[英]Assigning City Name by Latitude/Longitude values in Pandas Dataframe
我有这个数据框:
userId latitude longitude dateTime
0 121165 30.314368 76.384381 2018-02-01 00:01:57
1 95592 13.186810 77.643769 2018-02-01 00:02:17
2 111435 28.512889 77.088154 2018-02-01 00:04:02
3 129532 9.828420 76.310357 2018-02-01 00:06:03
4 95592 13.121986 77.610539 2018-02-01 00:08:54
我想创建一个新的dataframe列,例如:
userId latitude longitude dateTime city
0 121165 30.314368 76.384381 2018-02-01 00:01:57 Bengaluru
1 95592 13.186810 77.643769 2018-02-01 00:02:17 Delhi
2 111435 28.512889 77.088154 2018-02-01 00:04:02 Mumbai
3 129532 9.828420 76.310357 2018-02-01 00:06:03 Chennai
4 95592 13.121986 77.610539 2018-02-01 00:08:54 Delhi
这是此处给出的代码:
from urllib2 import urlopen
import json
def getplace(lat, lon):
url = "http://maps.googleapis.com/maps/api/geocode/json?"
url += "latlng=%s,%s&sensor=false" % (lat, lon)
v = urlopen(url).read()
j = json.loads(v)
components = j['results'][0]['address_components']
country = town = None
for c in components:
if "country" in c['types']:
country = c['long_name']
if "postal_town" in c['types']:
town = c['long_name']
return town, country
for i,j in df['latitude'], df['longitude']:
getplace(i, j)
我在这个地方出错:
components = j['results'][0]['address_components']
列表索引超出范围
我输入了英国的其他一些经度值,并且得出了结果,但不适用于印度各州。
所以现在我想尝试这样的事情:
if i,j in zip(range(79,80),range(83,84)):
df['City']='Bengaluru'
elif i,j in zip(range(13,14),range(70,71)):
df['City']='Delhi'
等等。 那么如何使用经度和纬度值以更可行的方式分配城市?
您使用的代码段来自2013年; Google API已更改,并且'postal_town'
不再可用。
您可以使用以下代码,该代码利用了requests
库并在没有返回结果的情况下设置了保护措施。
In [48]: def location(lat, long):
...: url = 'http://maps.googleapis.com/maps/api/geocode/json?latlng={0},{1}&sensor=false'.format(lat, long)

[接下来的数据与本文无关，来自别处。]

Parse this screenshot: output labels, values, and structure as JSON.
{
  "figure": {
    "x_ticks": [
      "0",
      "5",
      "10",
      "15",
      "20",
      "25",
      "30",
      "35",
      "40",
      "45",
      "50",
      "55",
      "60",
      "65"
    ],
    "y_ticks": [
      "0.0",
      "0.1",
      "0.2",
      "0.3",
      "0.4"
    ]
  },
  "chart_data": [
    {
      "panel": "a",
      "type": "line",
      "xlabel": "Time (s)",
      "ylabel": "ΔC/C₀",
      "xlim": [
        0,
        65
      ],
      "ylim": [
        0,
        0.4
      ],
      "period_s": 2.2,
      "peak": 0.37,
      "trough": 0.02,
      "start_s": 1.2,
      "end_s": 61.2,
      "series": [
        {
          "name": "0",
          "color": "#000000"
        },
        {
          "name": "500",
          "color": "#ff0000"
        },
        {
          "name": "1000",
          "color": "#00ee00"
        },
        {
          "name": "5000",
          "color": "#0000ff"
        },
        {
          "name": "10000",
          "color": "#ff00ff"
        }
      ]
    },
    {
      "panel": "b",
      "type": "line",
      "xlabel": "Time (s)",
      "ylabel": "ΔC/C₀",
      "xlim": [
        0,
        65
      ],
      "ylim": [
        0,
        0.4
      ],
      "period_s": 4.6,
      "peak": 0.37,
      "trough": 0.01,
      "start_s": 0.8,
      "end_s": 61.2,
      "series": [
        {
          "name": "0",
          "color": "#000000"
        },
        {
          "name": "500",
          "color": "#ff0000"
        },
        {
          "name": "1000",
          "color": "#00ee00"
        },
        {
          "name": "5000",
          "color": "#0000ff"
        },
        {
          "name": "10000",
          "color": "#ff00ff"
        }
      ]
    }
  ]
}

...: r = requests.get(url)
...: r_json = r.json()
...: if len(r_json['results']) < 1: return None, None
...: res = r_json['results'][0]['address_components']
...: country = next((c['long_name'] for c in res if 'country' in c['types']), None)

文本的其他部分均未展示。